Castaneda brings to us the same concepts that George Lucas would later use as the basis of the Jedi religion in Star Wars. In fact Castaneda stresses, among other things the importance of Personal Power an energy which dictates how a man lives and dies. He makes it clear that Native American Shamans collect this Personal Power (like The Force in Star Wars) and to effect change by the power of intent and to be "perennially fluid" so as to be able - at a moments notice - to seize a quanta of energy that he called a "cubic centimeter of chance"

Chi, Ki Etc
Such a discussion of power and universal energy reminds me very much of the Japanese energy of Reiki.
Reiki is a Japanese folk tradition for self development but purporting to be  a healing therapy. It’s seriousness as a healing therapy is belied by its transmission, through day courses, and in its contemporary application – often as an adjunct to beauty therapies or within health spas. In it is original scheme it is something like an adjunct to the martial arts and a process of self-change and self-healing.

Like the martial arts one of the important things about Reiki is using the Tanden, a point just below the navel from which energy builds and is projected. In Tai Chi, and in ChiRunning it is called the Dan Tien and Castaneda also speaks of it in terms of energy from the abdomen.

According to Castaneda;

 “the [Native American] seer sees that every man is in touch with everything else, not through his hands, but through a bunch of long fibers that shoot out in all directions from the center of his abdomen.”

In fact I recollect reading that in one of the Castaneda books, a shaman called Genaro uses the threads of energy from his Tanden to scale a perilous ravine and jump to a ledge...real Star Wars stuff...

Back to running...

Can we apply this shamans/ Tai Chi / Reiki philosophy to running?
According to Dreyer Yes We Can! And if barefoot running has taught me one thing it is the power of fluidity. The moment that the spine becomes engaged in the running, and releases the energy like a coiled snake, this Chi energy, this invisible energy, is released.

A fluidity of thought as well as muscles, the ability to relax and go with the flow.

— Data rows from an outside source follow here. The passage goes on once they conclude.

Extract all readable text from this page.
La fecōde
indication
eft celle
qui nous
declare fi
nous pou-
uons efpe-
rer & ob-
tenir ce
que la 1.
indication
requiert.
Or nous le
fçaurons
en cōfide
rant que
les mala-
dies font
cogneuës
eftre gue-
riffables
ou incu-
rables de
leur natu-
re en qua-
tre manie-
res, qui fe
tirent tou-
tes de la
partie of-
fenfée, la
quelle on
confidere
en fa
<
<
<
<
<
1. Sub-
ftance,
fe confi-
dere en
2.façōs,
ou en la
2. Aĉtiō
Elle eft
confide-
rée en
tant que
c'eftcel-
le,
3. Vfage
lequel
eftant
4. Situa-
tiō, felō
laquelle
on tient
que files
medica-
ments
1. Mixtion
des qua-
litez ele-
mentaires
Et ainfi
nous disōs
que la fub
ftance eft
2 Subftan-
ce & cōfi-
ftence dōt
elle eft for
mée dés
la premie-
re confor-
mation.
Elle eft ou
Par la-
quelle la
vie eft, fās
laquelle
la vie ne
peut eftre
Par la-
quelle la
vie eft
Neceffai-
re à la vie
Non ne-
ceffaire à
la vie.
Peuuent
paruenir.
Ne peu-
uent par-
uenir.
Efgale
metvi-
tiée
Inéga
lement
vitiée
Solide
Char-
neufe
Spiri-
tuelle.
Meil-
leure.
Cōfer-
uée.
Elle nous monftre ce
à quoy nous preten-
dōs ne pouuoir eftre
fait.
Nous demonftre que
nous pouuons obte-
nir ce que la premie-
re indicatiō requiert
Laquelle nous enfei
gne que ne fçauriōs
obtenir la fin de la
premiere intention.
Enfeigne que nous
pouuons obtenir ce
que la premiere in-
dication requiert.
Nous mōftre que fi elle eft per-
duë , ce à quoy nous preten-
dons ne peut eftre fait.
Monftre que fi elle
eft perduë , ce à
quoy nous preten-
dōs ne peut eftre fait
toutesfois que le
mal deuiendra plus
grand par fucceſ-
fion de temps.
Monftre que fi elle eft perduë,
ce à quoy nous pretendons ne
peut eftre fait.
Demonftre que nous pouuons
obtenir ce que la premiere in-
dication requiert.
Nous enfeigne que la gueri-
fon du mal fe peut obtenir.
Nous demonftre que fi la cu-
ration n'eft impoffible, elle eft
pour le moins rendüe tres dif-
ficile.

My training in Reiki has caused me to review my ideas of energy and intention, and whilst I do not agree with the contemporary presentation of Reiki the use of the Tanden is really fundamental and applicable to many things...much like the Shaman Warriors of Castaneda’s books, being "perennially fluid", and this also seems to link in with the concept of using Tai Chi principles in ChiRunning.

It is certainly something to aspire to...not for competition or even beating a personal best, but for a greater potentiality. As Castaneda once wrote:

“All the faculties, possibilities, and accomplishments of shamanism, from the simplest to the most astounding, are in the human body itself.”